At the Thalsevana resort, 23-year-old Lance Corporal Tusharsampati Veerasinghe is employed in the housekeeping section. He calls himself “room boy”, and shows guests around the super-luxury rooms, which are priced between Rs 16,500 (USD 124) per night on weekdays to Rs 22,500 (USD 169) per night on long weekends. He is proud to announce that among the guests are several foreign tourists as well.
The bar manager is Samarkumar Desanayake, a commando in the Sri Lankan army who had fought against the LTTE from 2003 onward.
On the Jaffna-Colombo highway, the Sri Lankan army owns and operates a large cafeteria-cum-grocery store called Irnamandu Welfare Shopping Complex.
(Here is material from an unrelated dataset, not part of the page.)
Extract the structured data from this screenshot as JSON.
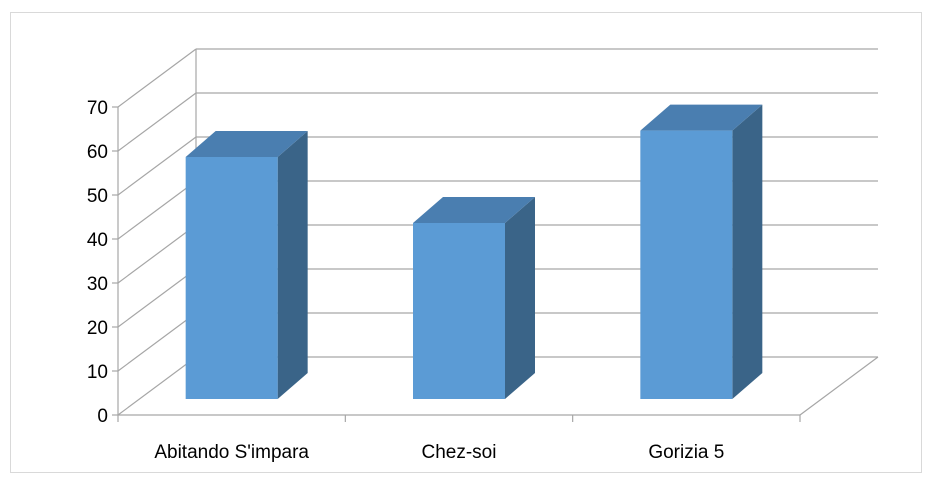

Corporal Shobhana manages the counter along with Dhoominda Gunatilake, while Corporal Sarath Dissanayake bustles about between the counter and the kitchen. Almost all of them, they say, fought the war against the LTTE.
“It was a mistake on the part of the Rajapaksa government to let the army establish and operate these businesses, some of them along the A9 highway from Omanthai to Mirusuvil,” says Muttukrishna Sarvananthan, an economist at the Point Pedro Institute of Development. “It is not the job of the Sri Lankan army to sell soft drinks, biscuits and chocolates along the highway.”
Tamil National Alliance (TNA) MP Suresh Premachandran, who has raised these issues repeatedly in the Sri Lankan parliament, says, “At least 67,000 acres of land have been acquired by the Sri Lankan army for commercial purposes. Land is needed to re-settle people, but the army has occupied land illegally.”
Premachandran claims 18 hotels are run on 6,300 acres in the army’s possession in the northern and eastern provinces of the island nation. There is also a 600-acre golf course.
Sarvananthan says the acute under-employment of armed forces personnel in post-war Sri Lanka is seen in their “bizarre activities”. Army personnel, he says cultivate agricultural crops in state lands and sometimes even on abandoned private land. There have been instances of them selling vegetables, constructing a Buddhist temple, and running a travel agency selling air tickets, says the economist who has researched the subject extensively.
The Sri Lankan navy has been renting out its carrier for corporate entertainment and private functions such as weddings. The air force is involved in domestic air transport under the name “Heli-tours”, and has built a tourist resort in Trincomalee.
Ahilan Kadirgamar, a political economist and independent researcher based in Jaffna, says, “This new government wants to reduce the presence of the army in public and civilian space. Some steps are being taken in that direction, but whether they are able to able to do that remains to be seen.”
Sarvananthan says, “The military’s role in civilian activities will be cut over a period of time, but the government is going slow right now because of the parliamentary elections. They don’t want a backlash from the military at this time.”